Stocks underperform during midterm election years, market data show, and that may be the case again in 2018.

From 1950 to 2014, the stock market has underperformed, and has historically experienced much higher levels of volatility during the first nine months of a midterm election year. Since 1950, the first nine months of the average midterm election year have tended to be mediocre for stock market returns, according to Chart of the Day. That sub-par performance was then followed by a significant year-end rally after the election.

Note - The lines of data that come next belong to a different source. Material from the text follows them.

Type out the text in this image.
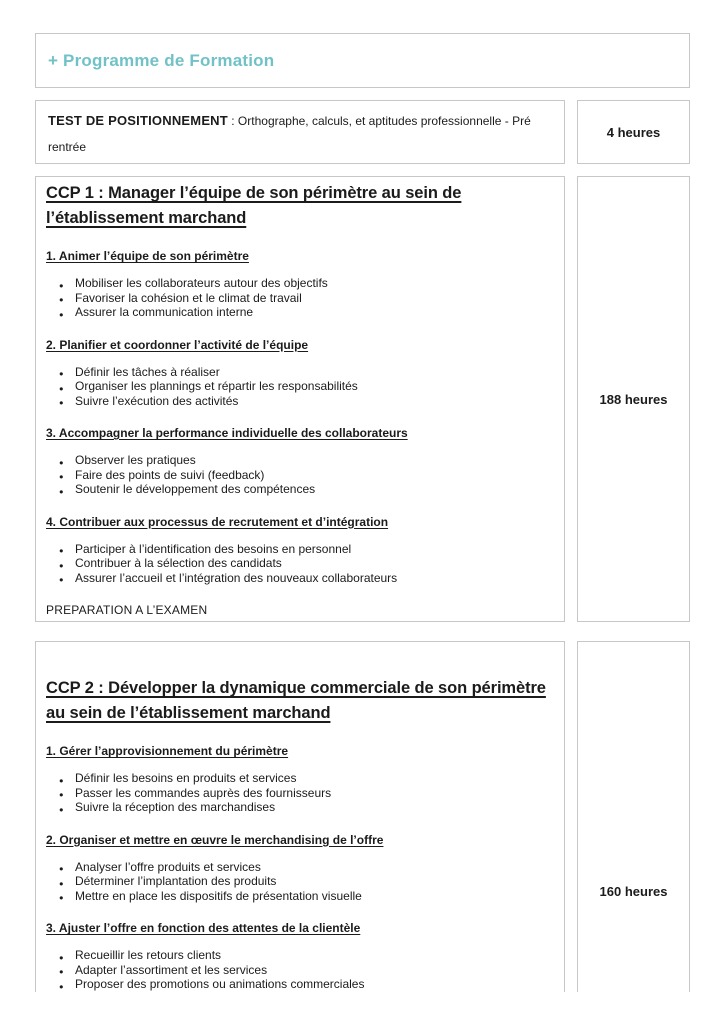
+ Programme de Formation
TEST DE POSITIONNEMENT : Orthographe, calculs, et aptitudes professionnelle - Pré
rentrée
4 heures
CCP 1 : Manager l’équipe de son périmètre au sein de l’établissement marchand
1. Animer l’équipe de son périmètre
● Mobiliser les collaborateurs autour des objectifs
● Favoriser la cohésion et le climat de travail
● Assurer la communication interne
2. Planifier et coordonner l’activité de l’équipe
● Définir les tâches à réaliser
● Organiser les plannings et répartir les responsabilités
● Suivre l’exécution des activités
3. Accompagner la performance individuelle des collaborateurs
● Observer les pratiques
● Faire des points de suivi (feedback)
● Soutenir le développement des compétences
4. Contribuer aux processus de recrutement et d’intégration
● Participer à l’identification des besoins en personnel
● Contribuer à la sélection des candidats
● Assurer l’accueil et l’intégration des nouveaux collaborateurs

PREPARATION A L’EXAMEN

188 heures
CCP 2 : Développer la dynamique commerciale de son périmètre au sein de l’établissement marchand
1. Gérer l’approvisionnement du périmètre
● Définir les besoins en produits et services
● Passer les commandes auprès des fournisseurs
● Suivre la réception des marchandises
2. Organiser et mettre en œuvre le merchandising de l’offre
● Analyser l’offre produits et services
● Déterminer l’implantation des produits
● Mettre en place les dispositifs de présentation visuelle
3. Ajuster l’offre en fonction des attentes de la clientèle
● Recueillir les retours clients
● Adapter l’assortiment et les services
● Proposer des promotions ou animations commerciales
160 heures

The theory? Investors abhor uncertainty and tend to sell stocks in the months leading up to an election when the outcome is unknown. Beginning in early October, however, once the outcome of the election becomes increasingly apparent, investors respond by getting back into stocks.

So for retail investors, expect more volatility for the rest of 2018, says DNB First's John Stoddart, chief investment officer and senior portfolio manager of wealth management. Professional investors look to the VIX, or volatility index, as a proxy for big moves up and down and as a measure of market uncertainty.

"We see the VIX moving higher this year, and our reasons are again a higher interest rate environment. That puts added pressure on the market, and as we've seen in previous cycles. there's higher volatility in midterm election years," Stoddart said.

Volatility hit an all-time low late last year of just above 9.0 – historically the VIX has traded in the low teens – and "one reason was we had an environment where stocks just rose and rose, and the VIX stayed low. But U.S. GDP has not consistently been growing on a percentage basis, so we think that investors will see higher volatility this year, perhaps in the high teens and low 20s level over the next 24 to 36 months," he said. Still, DNB First, which oversees $250 million in wealth management assets, estimates stock market returns of between 3 percent and 7 percent this year.

And volatility isn't just reserved for the stock market, Stoddart said.

"We see more volatility in the bond market as well. We're staying away from very short-term bonds and the longer-term bonds," which can be more interest-rate sensitive. He sees the Fed raising short-term interest rates two or three times in 2018, with 0.25 percent hikes each time, "depending on what the Fed sees in the overall economy. We don't see a total of four rate hikes, unless we see really strong GDP numbers over the next few quarters."